As Bradshaw’s salary increases, so does the student body with record enrollment of 12,600 students this year, a 5 percent increase from last year. University officials said the goal is to add 500 new beds to campus next school year.
“We have plenty of land to build new dorms on,” said Steven Magiera, vice president for university advancement.
The university purchased a 24-acre plot of land for about $5 million near West Lake Village for the new dorm, Osprey Hall. New housing is responsible for $173.6 million of the university’s nearly $202 million in bond debt. Construction of parking garages and an addition to the Student Union are responsible for the rest.
Aside from physical growth, FGCU has added six new academic programs since 2007 and has plans for eight more by 2013.
The university has asked for $13 million in recurring funds from the state in its 2012 legislative initiative, citing underfunding from the New Florida Initiative.
The initiative gives state universities money for each full-time equivalent student enrolled. Most universities do not receive full funding for all FTE students, but FGCU receives only 66 percent compared to an average of 90 percent at three other state institutions.

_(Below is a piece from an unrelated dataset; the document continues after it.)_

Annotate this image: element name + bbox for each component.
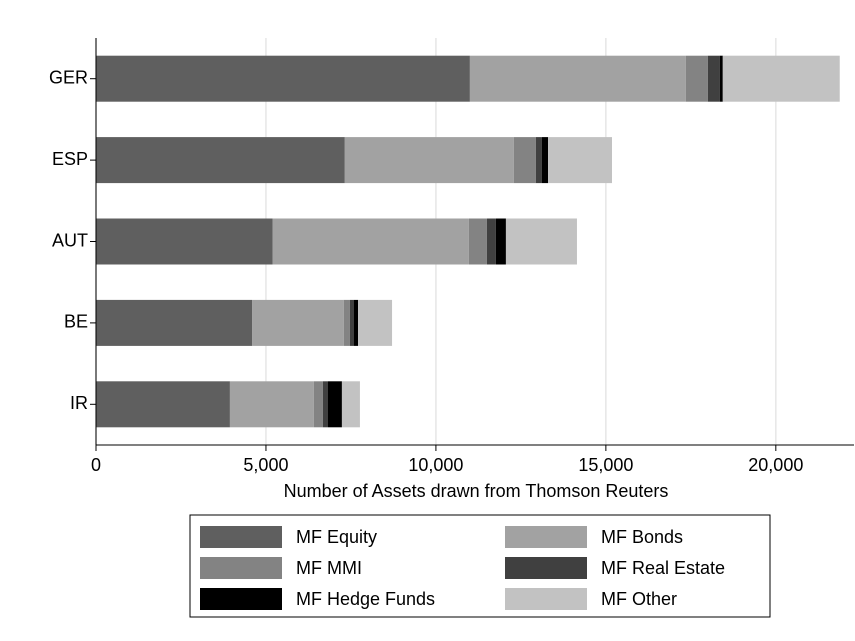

Because FGCU is entitled to the FTE funding like all other state universities, officials are hopeful those funds will be awarded. If they are not, Plan B is to raise tuition in the double digits, at or near the state’s 15 percent yearly cap on tuition increases.
“I think we have to speak loudly on this and take a firm stand on this $13 million we’re entitled,” said trustee Robbie Roepstorff. “We don’t want to be the only ones out there throwing in 15 percent tuition increases.”
Bradshaw said Plan C involves cost-saving measures.
“We will continue to realize new efficiencies,” he said. “Class size will have to go up a tick or two, and also we will have a slower rate of growth. That cuts into revenue, but we won’t have as many students coming in each year.”
Bradshaw said an increasing number of students have applied at FGCU, proving the current tuition rates are not a hindrance despite concern from some board members.
“We’re admitting as many students as we can accommodate now,” Bradshaw said. “If we had more capacity, we could admit even more students. The number of applications this year were higher than last year. Our product is highly desired by an increasing amount of students and (students) outside our region. We’re not at a price point where it’s an obstacle to attending FGCU.”
FGCU has also asked for funding from the Public Education Capital Outlay to make up for the $4.5 million in funding denied by the state for completion of the new health professions building.